Part 4: Privatization, an Underinvestment Masking Strategy

Norway's railway privatization represents a classic case of using structural reform to address what is fundamentally an investment problem. When the Norwegian parliament approved the railway reform, the country was facing significant infrastructure challenges that stemmed from decades of underinvestment rather than organizational inefficiency.

The reform was implemented in 2017-2018, creating a fragmented system where responsibilities were divided among multiple entities, but the underlying investment issues remained largely unaddressed.

The Norwegian railway network faces unique challenges due to its harsh northern climate, which makes infrastructure maintenance particularly expensive.

Rather than committing to the necessary long-term capital investments, privatization offered politicians an appealing alternative—a way to appear proactive while deferring the fundamental investment decisions. This approach follows a pattern seen in other countries where privatization was presented as a solution to problems that were primarily financial in nature.

One advantage frequently cited for Norway's railway privatization was the opportunity to learn from other countries' experiences.

However, this advantage was not fully leveraged, as Norway adopted many of the same problematic structures that had led to difficulties elsewhere. The reform was implemented despite evidence from other nations showing that competitive tendering often fails to deliver the promised improvements without corresponding infrastructure investment.

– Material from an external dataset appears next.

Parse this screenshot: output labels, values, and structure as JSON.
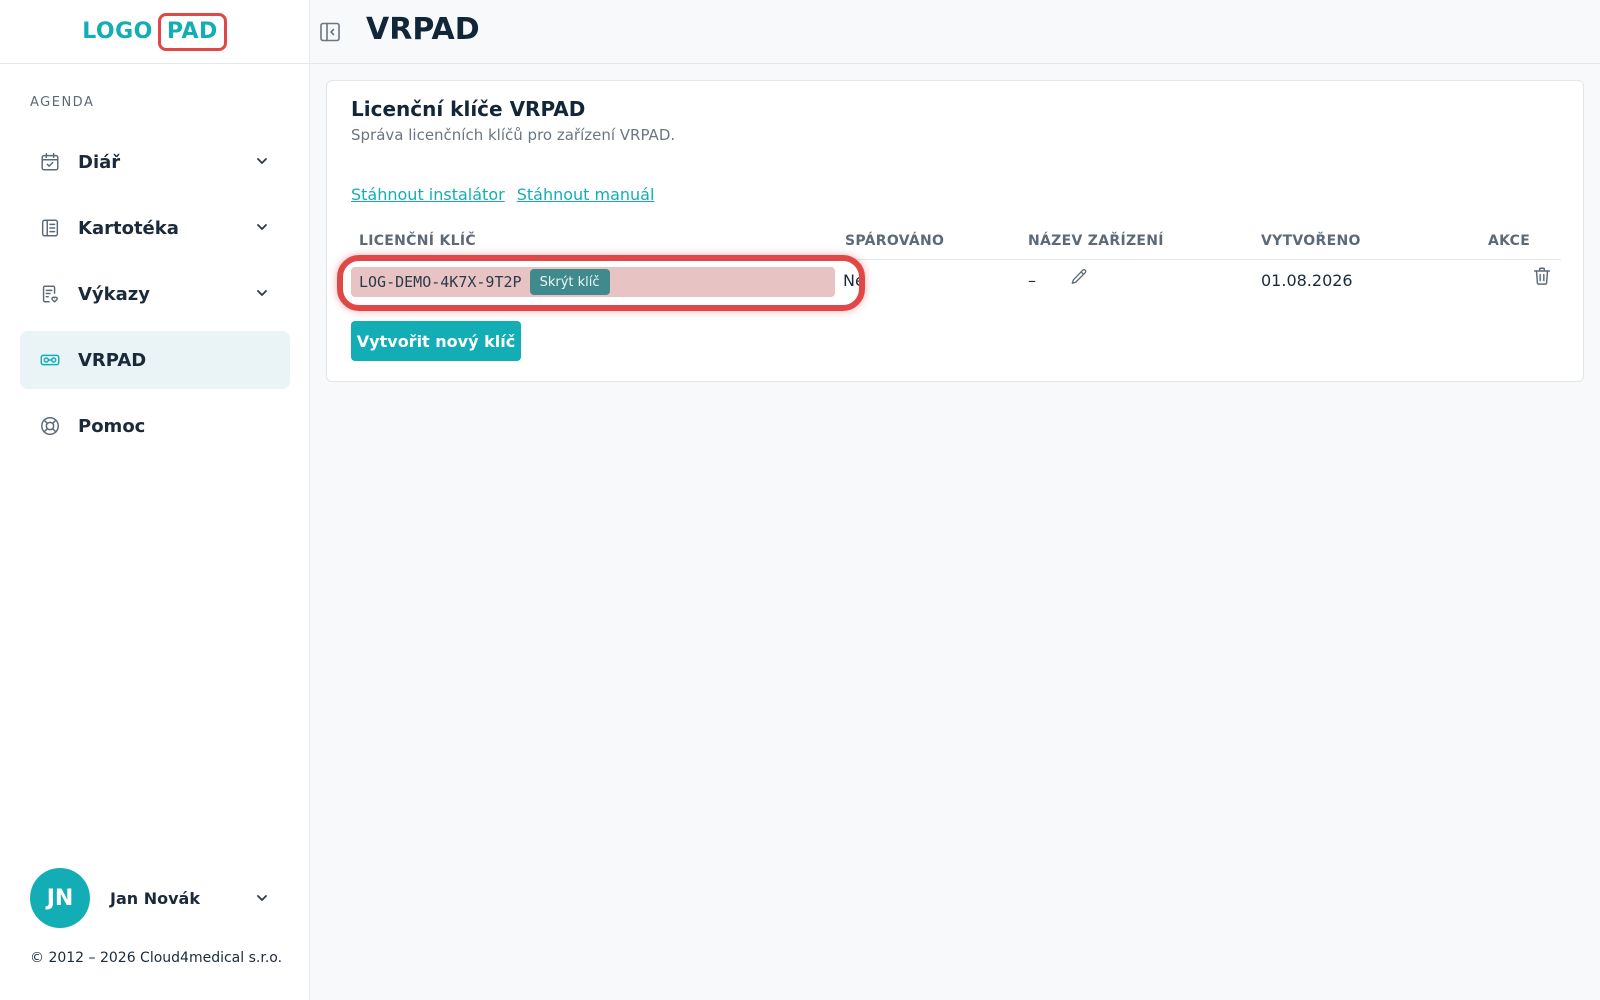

The incoming Norwegian government's 2021 announcement to halt further privatization and tendering of rail services reflects a growing recognition that the reform failed to address the sector's core challenges.

Bane NOR's then-CEO, Gorm Frimannslund, acknowledged the confusion created by the unclear division of responsibilities, noting that "the sector is confusing" and requires "better coordination in the transport sector in general". This admission highlights how privatization created additional complexity without solving the fundamental investment deficit.

Critics of the reversal, such as the Alliance of Passenger Rail New Entrants in Europe, argue that competitive tendering improves service quality while reducing taxpayer burden. However, this perspective fails to acknowledge that Norway's railway challenges stem primarily from insufficient infrastructure investment rather than operational inefficiencies. The critical factor for success, as noted by industry representatives, is "investments in rail infrastructure to increase reliability, capacity and speed" —precisely the investments that privatization was meant to enable but largely failed to deliver.

The railway reform created a situation where private operators secured legally binding contracts, complicating any attempt to reverse course. This contractual entrenchment represents another hidden cost of privatization—the reduced flexibility for future governments to implement alternative approaches even when the original reform proves inadequate. Norway's experience demonstrates that privatization often serves as an expensive band-aid for what requires major surgery: substantial, sustained infrastructure investment.